If I could only postpone those Finalizer-calls until as late as necessary (e.g. until free'ing their memory was an absolute must - native resources would not be the problem, as they would be cleaned up long before during the synchronous call to Dispose()). The moment the application would run out of memory even after conventional garbage collection (which might never happen), it would collect the reporting instances. I needed SoftReferences. The garbage collector delays the collection of objects referenced by SoftReferences as long as possible. Unfortunately, .NET does not provide the concept of SoftReferences (Java does, though). .NET has WeakReferences, which will be picked up much earlier than SoftReferences. So I simply started my own background thread, which would remove reporting instances from a static Collection after some minutes of reporting inactivity, hence make them available for garbage collection.
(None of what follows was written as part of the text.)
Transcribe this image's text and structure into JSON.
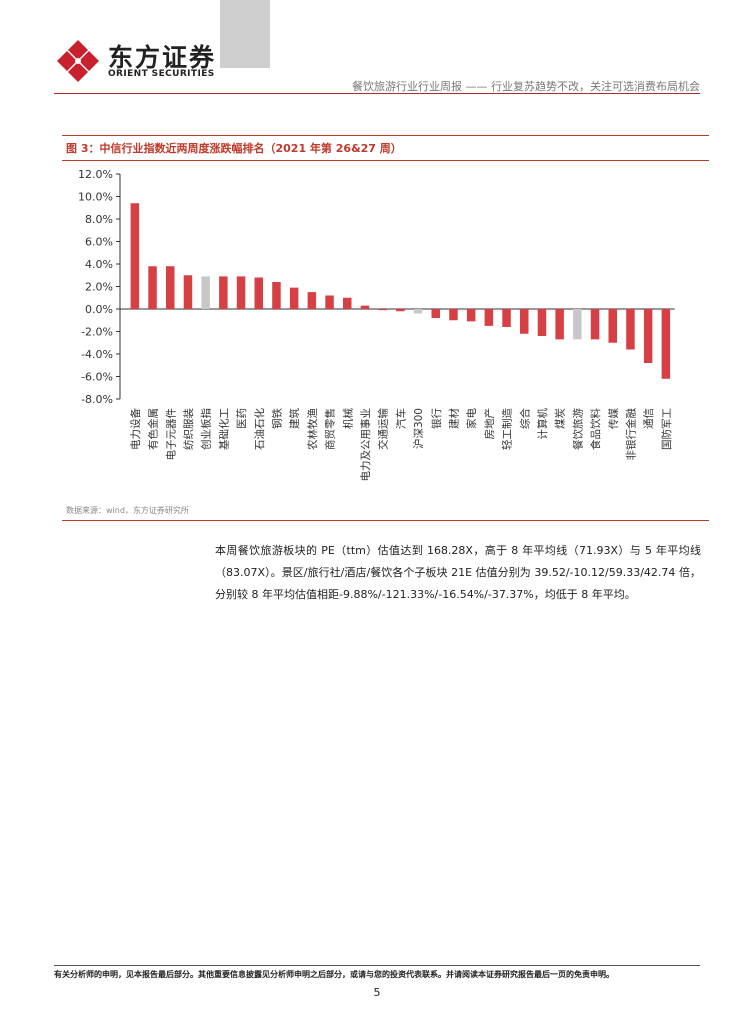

Sometimes luck just strikes me, and that's what happened here: this approach extinguished all sudden crashes. The reporting instances got picked up by the garbage collector (I debugged that), but just a little bit later. Late enough for their finalization to run smoothly. So up to now I don't know the exact cause (as mentioned before, it must have been a timing problem - if reporting instances survive some seconds, they will not crash during finalization). We are still investigating it, and we will find a more suitable fix. But much more important: we shipped on time, and we made our customer happy. All end-user installations are working fine so far.

Do I like the current solution? No, it's a hack. But still it's 10.000 times better than shipping an unstable product. From a certain level of complexity on, all software products contain hacks. Just have a look at the Windows 2000 source (esp. the code comments) that were spread on P2P-networks some time ago. In an imperfect world, you sometimes have to settle with imperfect (but working) solutions for your problems.